Europe accounts for about 20% of the company’s sales. And S&P Capital IQ estimates that revenue from European operations will remain weak through the first half of Emerson’s fiscal year, ending in September. Its analysts also project a continued negative currency impact to the company’s oil and gas operations.

In February, Capital IQ cut its fiscal 2015 EPS estimates to $3.88 from $4.04 and lowered fiscal 2016 estimates to $4.11 from $4.40. It also cut the target price for EMR stock to $64 from $71. This appears to imply shares are currently oversold, closing last week at $55.26. However, when analysts start to lower earnings and price objectives, a “piling on” effect often occurs, resulting in more cuts and a falling share price.

EMR stock is in a pronounced bear market.
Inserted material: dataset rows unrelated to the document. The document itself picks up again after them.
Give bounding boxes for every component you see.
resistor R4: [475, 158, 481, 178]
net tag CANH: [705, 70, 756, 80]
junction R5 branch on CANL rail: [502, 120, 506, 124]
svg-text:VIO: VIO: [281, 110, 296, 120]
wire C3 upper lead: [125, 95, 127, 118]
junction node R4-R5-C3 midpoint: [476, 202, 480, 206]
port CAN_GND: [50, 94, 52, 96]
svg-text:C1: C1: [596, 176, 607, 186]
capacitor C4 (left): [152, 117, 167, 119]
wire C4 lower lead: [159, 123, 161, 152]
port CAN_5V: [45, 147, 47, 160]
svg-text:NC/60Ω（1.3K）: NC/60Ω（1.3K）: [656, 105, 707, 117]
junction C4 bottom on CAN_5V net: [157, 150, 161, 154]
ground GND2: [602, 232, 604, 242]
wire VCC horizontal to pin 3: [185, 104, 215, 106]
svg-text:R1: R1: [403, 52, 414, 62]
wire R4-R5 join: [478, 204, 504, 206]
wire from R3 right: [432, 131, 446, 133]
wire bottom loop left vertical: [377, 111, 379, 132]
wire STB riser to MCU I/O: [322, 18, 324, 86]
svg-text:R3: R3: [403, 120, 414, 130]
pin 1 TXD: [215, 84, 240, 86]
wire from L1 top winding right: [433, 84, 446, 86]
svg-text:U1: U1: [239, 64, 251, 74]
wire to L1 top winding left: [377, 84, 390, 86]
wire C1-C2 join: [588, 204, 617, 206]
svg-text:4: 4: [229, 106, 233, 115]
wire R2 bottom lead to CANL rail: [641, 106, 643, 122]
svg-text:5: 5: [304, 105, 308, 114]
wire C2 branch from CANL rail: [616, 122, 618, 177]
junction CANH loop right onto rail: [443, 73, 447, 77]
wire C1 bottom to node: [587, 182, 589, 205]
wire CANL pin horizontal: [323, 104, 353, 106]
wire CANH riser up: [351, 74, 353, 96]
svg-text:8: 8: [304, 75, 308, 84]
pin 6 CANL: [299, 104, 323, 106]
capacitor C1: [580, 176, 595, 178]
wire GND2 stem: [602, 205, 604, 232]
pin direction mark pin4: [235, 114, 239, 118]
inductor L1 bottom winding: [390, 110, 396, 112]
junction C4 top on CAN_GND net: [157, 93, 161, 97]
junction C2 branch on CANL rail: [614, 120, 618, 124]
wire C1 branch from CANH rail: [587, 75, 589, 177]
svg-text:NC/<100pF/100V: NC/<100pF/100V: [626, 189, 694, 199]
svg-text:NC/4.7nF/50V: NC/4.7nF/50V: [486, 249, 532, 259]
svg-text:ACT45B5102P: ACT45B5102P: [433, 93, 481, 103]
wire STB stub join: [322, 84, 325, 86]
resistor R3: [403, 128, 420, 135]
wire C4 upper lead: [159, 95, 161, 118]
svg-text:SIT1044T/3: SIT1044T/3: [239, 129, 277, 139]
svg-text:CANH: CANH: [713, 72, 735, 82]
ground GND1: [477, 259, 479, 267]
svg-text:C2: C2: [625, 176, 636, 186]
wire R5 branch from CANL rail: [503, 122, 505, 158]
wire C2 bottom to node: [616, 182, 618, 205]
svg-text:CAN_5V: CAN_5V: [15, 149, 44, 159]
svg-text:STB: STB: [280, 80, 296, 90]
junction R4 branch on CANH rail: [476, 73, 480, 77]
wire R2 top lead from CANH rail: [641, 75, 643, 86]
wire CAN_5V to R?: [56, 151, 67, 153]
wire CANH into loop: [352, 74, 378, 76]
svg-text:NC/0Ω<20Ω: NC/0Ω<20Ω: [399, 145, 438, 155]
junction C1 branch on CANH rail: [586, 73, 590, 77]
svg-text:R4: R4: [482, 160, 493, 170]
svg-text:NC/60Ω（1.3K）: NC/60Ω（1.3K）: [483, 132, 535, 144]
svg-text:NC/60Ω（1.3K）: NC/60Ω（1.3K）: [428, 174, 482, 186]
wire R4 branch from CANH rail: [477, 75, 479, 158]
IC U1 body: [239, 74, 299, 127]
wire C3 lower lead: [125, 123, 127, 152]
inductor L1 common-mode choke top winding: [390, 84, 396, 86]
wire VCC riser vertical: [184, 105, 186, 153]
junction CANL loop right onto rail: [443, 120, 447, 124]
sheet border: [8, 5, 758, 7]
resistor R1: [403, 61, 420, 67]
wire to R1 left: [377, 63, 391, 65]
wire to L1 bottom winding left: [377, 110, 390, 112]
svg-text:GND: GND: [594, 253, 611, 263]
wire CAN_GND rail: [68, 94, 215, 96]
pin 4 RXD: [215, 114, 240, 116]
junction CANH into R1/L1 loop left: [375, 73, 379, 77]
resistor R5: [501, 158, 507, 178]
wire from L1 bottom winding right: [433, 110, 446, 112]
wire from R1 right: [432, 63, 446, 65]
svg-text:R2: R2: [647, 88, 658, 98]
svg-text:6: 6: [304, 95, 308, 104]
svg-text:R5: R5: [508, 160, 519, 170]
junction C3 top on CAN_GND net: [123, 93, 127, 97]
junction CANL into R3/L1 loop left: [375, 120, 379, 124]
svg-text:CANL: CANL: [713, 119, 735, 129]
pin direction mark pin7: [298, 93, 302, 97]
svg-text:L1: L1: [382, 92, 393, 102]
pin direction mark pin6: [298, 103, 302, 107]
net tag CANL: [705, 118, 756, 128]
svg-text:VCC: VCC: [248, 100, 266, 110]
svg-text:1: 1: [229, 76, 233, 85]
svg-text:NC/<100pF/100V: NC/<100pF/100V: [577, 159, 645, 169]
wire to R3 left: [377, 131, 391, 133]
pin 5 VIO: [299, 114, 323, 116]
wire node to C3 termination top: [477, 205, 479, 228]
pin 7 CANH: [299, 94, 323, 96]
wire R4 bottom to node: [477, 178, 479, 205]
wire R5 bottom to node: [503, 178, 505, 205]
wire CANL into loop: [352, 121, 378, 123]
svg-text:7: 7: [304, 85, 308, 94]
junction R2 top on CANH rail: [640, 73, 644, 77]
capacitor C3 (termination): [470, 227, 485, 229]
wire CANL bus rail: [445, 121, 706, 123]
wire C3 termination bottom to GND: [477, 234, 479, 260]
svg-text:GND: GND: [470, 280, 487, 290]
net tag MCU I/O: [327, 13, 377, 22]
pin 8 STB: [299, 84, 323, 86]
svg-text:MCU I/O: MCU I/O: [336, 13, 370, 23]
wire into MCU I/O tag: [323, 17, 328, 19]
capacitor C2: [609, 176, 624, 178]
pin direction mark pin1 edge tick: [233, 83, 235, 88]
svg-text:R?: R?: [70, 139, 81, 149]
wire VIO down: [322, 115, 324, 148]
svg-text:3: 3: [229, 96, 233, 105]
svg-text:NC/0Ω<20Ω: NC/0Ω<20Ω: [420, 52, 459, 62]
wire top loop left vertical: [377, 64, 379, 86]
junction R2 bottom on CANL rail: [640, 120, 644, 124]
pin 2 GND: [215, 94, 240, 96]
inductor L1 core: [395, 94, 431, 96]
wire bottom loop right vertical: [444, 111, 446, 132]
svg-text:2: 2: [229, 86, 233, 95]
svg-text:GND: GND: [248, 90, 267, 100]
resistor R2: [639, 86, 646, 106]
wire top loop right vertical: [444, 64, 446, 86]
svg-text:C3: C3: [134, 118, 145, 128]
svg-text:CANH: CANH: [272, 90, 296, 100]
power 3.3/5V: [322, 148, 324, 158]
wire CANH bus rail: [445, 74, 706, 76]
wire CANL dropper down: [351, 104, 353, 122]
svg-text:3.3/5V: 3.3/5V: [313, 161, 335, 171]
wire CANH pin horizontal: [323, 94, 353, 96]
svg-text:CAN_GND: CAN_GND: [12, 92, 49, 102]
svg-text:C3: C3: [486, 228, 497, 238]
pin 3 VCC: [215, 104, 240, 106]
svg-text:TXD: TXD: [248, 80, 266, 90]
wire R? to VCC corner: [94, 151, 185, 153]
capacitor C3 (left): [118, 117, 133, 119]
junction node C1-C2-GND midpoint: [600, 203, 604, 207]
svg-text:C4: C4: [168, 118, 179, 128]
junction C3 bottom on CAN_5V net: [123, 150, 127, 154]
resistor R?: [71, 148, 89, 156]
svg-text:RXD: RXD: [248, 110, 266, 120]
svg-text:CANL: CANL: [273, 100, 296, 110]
Its bearish resistance line roughly matches its 200-day moving average at $62.87. But the intermediate resistance line at about $58 and the 50-day moving average at $58.56 should restrict any near-term rally.

On Tuesday, EMR stock broke a double-bottom at about $56.50, confirming that its bear market is still intact.

If you own EMR stock, sell it at the market price. Traders can sell EMR short at $56.50 with a price objective of $48 for a 15% return. Short-selling is a speculative technique that is not suited for all investors. Check with your broker to confirm their ability to borrow shares and ask about any other restrictions that may apply.